Argentina, Uruguai e Colômbia estão à frente em vários princípios morais. Em 2022, a Colômbia descriminalizou o aborto até 24 semanas. Dois anos antes, a Argentina fez o mesmo para gestação até 14 semanas. E o Uruguai? Aprovou a interrupção em 2012. A Cuba de Fidel, em 1968. O Chile aguarda somente sua regularização. No mundo, 77 países, com diferentes nuances, já atualizaram favoravelmente suas legislações.

No Brasil dos pastores, a Câmara aprovou na semana passada a urgência de proposta de lei que piora ainda mais a legislação contra o aborto. De autoria do deputado Sóstenes Cavalcante, o aborto, se realizado após a 22ª semana, estará equiparado ao homicídio. O prazo vale também para as vítimas de estupro. Ainda segundo a redação, a vítima de violência sexual terá uma condenação superior à do estuprador. Sóstenes é pastor, bolsonarista raiz e foi crítico acerbo do isolamento social. Acabou internado numa UTI com Covid-19. Chegou à Câmara pelo voto de 65.443 exultantes almas.

Também o combate às drogas escande o fundamentalismo brasileiro se comparado à América Latina. O Uruguai — de novo o Uruguai, caro Einstein! — tornou-se o primeiro país no mundo a legalizar a produção e consumo da Cannabis. Em 2015, foi a vez de o Chile aprovar seu uso terapêutico. A descriminalização ocorreu nos anos seguintes na Colômbia, no Peru e na Argentina. Na contramão, discute-se no Congresso, relatado pelo bolsonarista Ricardo Salles, a condenação pelo porte de qualquer quantidade de entorpecentes.

Assim como o aborto, a criminalização da Cannabis penaliza a população pobre — o que sempre é lembrado pelo presidente do Supremo, Luís Roberto Barroso.
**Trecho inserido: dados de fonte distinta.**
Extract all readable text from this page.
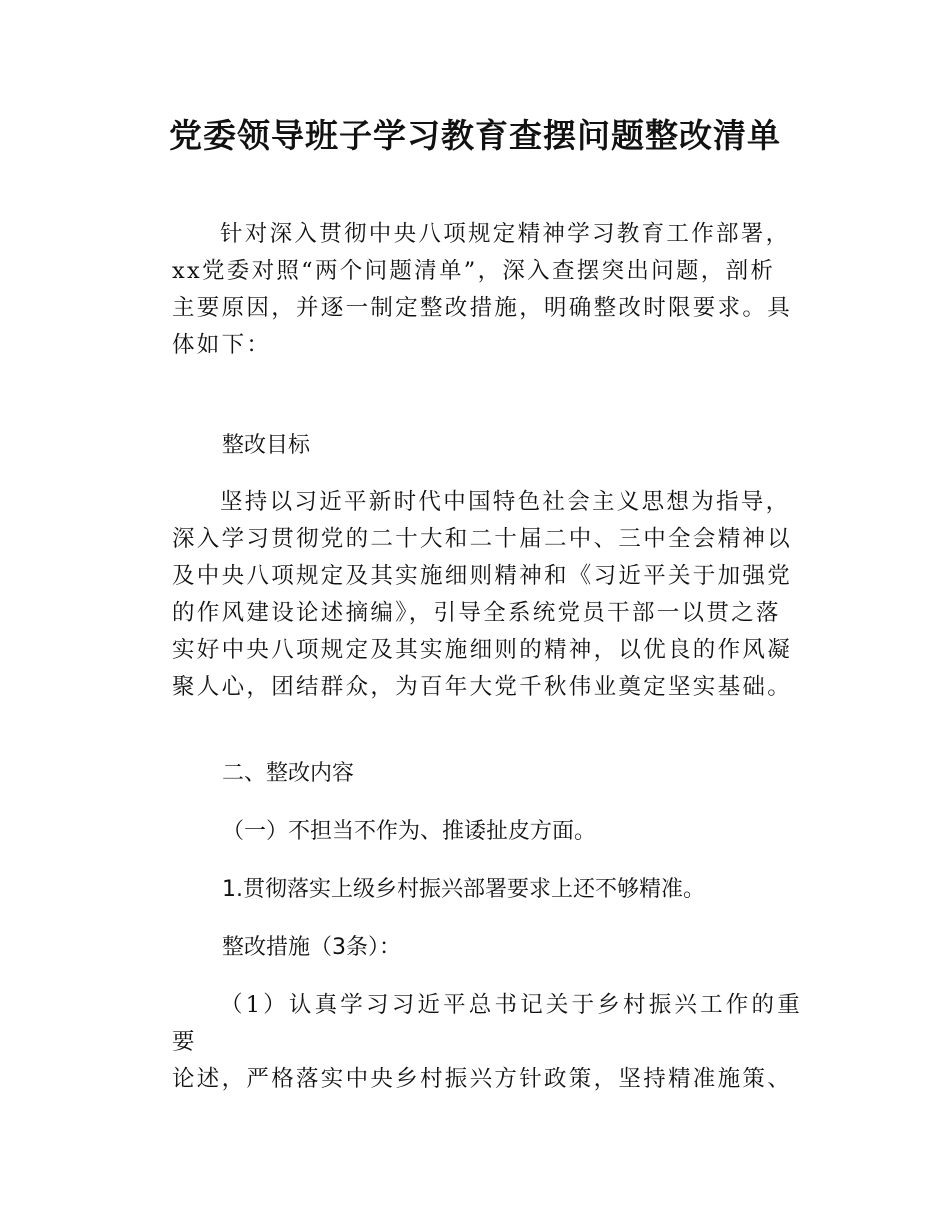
党委领导班子学习教育查摆问题整改清单
针对深入贯彻中央八项规定精神学习教育工作部署，
xx党委对照“两个问题清单”，深入查摆突出问题，剖析
主要原因，并逐一制定整改措施，明确整改时限要求。具
体如下：

整改目标

坚持以习近平新时代中国特色社会主义思想为指导，
深入学习贯彻党的二十大和二十届二中、三中全会精神以
及中央八项规定及其实施细则精神和《习近平关于加强党
的作风建设论述摘编》，引导全系统党员干部一以贯之落
实好中央八项规定及其实施细则的精神，以优良的作风凝
聚人心，团结群众，为百年大党千秋伟业奠定坚实基础。

二、整改内容

（一）不担当不作为、推诿扯皮方面。

1.贯彻落实上级乡村振兴部署要求上还不够精准。

整改措施（3条）：

（1）认真学习习近平总书记关于乡村振兴工作的重要
论述，严格落实中央乡村振兴方针政策，坚持精准施策、
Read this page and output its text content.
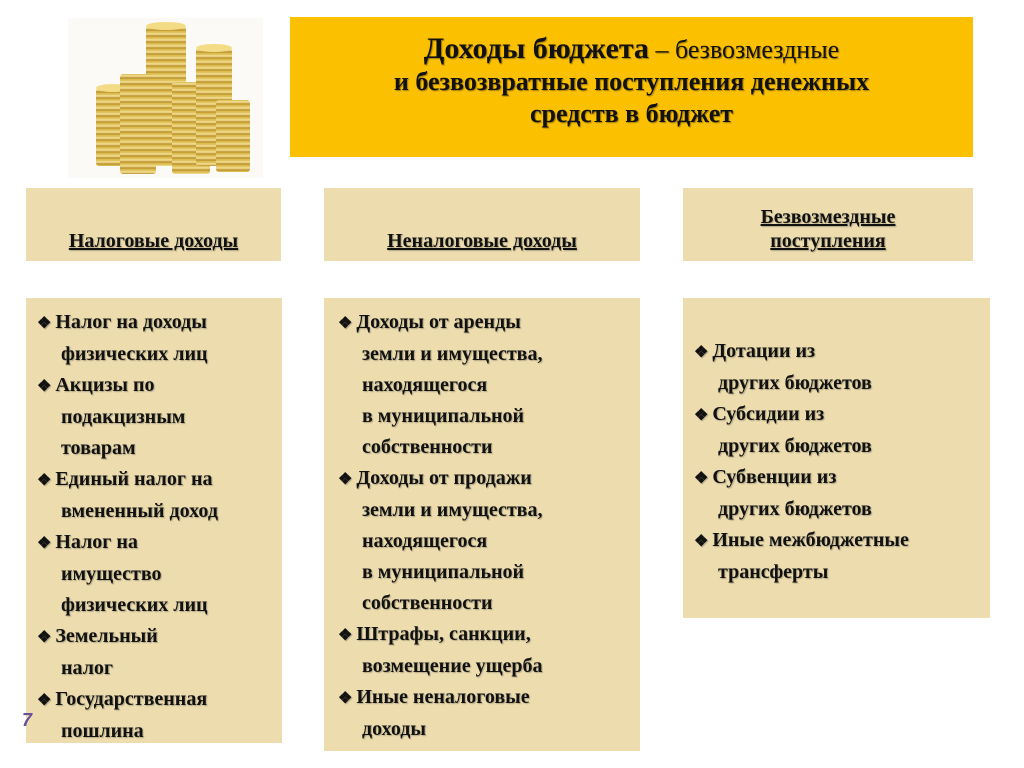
Доходы бюджета – безвозмездные
и безвозвратные поступления денежных
средств в бюджет
Налоговые доходы	Неналоговые доходы
Безвозмездные
поступления
❖ Налог на доходы
физических лиц
❖ Акцизы по
подакцизным
товарам
❖ Единый налог на
вмененный доход
❖ Налог на
имущество
физических лиц
❖ Земельный
налог
❖ Государственная
пошлина
❖ Доходы от аренды
земли и имущества,
находящегося
в муниципальной
собственности
❖ Доходы от продажи
земли и имущества,
находящегося
в муниципальной
собственности
❖ Штрафы, санкции,
возмещение ущерба
❖ Иные неналоговые
доходы
❖ Дотации из
других бюджетов
❖ Субсидии из
других бюджетов
❖ Субвенции из
других бюджетов
❖ Иные межбюджетные
трансферты
7
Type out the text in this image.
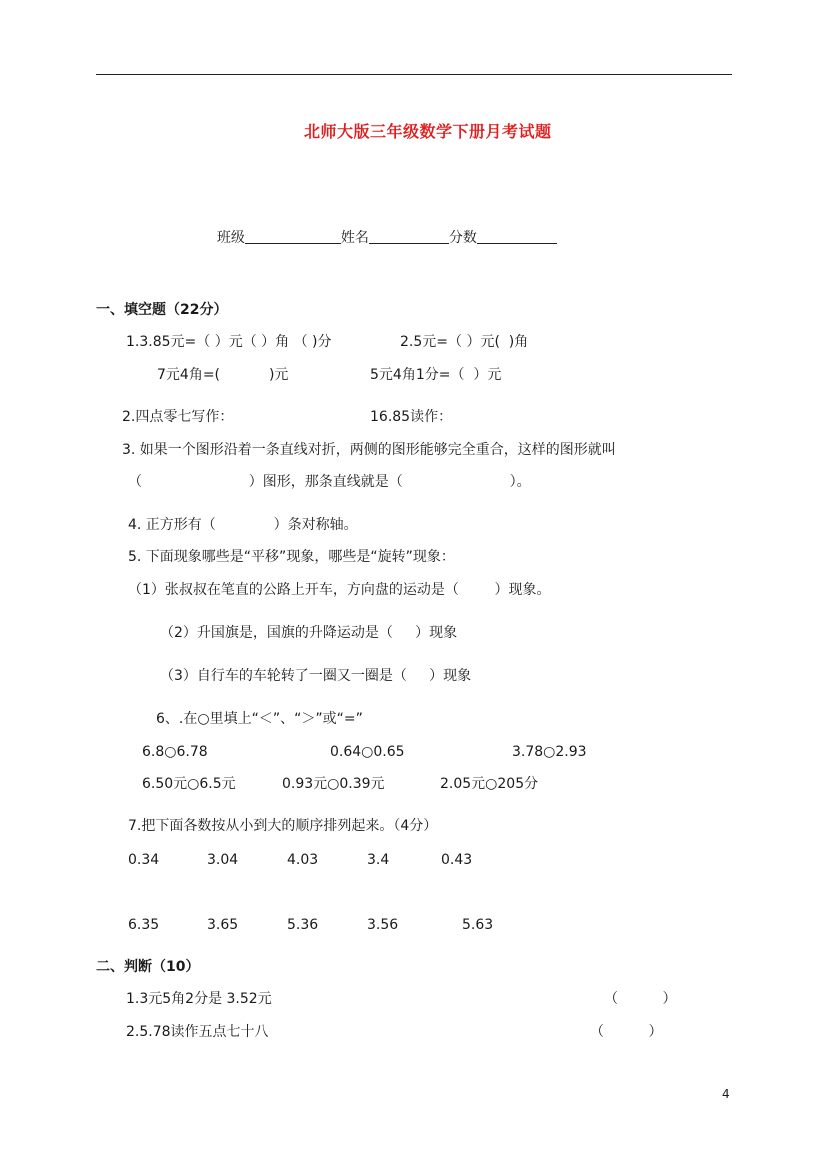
北师大版三年级数学下册月考试题

班级	姓名	分数

一、填空题（22分）
1.3.85元=（ ）元（ ）角 （ )分	2.5元=（ ）元(  )角
7元4角=(           )元	5元4角1分=（  ）元
2.四点零七写作：	16.85读作：
3. 如果一个图形沿着一条直线对折，两侧的图形能够完全重合，这样的图形就叫
（                        ）图形，那条直线就是（                        ）。
4. 正方形有（             ）条对称轴。
5. 下面现象哪些是“平移”现象，哪些是“旋转”现象：
（1）张叔叔在笔直的公路上开车，方向盘的运动是（        ）现象。
（2）升国旗是，国旗的升降运动是（     ）现象
（3）自行车的车轮转了一圈又一圈是（     ）现象
6、.在○里填上“＜”、“＞”或“=”
6.8○6.78	0.64○0.65	3.78○2.93
6.50元○6.5元	0.93元○0.39元	2.05元○205分
7.把下面各数按从小到大的顺序排列起来。（4分）
0.34	3.04	4.03	3.4	0.43
6.35	3.65	5.36	3.56	5.63
二、判断（10）
1.3元5角2分是 3.52元	（          ）
2.5.78读作五点七十八	（          ）
4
O Brasil desponta como terceira maior população carcerária do mundo, e um terço das penas se dá pela lei de drogas. Como ressalta o ministro, em geral são jovens negros. Vale lembrar, as maiores vítimas de homícidio nos índices de violência no Brasil.

Não é de espantar que três países fronteiriços — Uruguai, Colômbia e Argentina — tenham transformado o Brasil numa relíquia do reacionarismo. É uma democracia para as elites.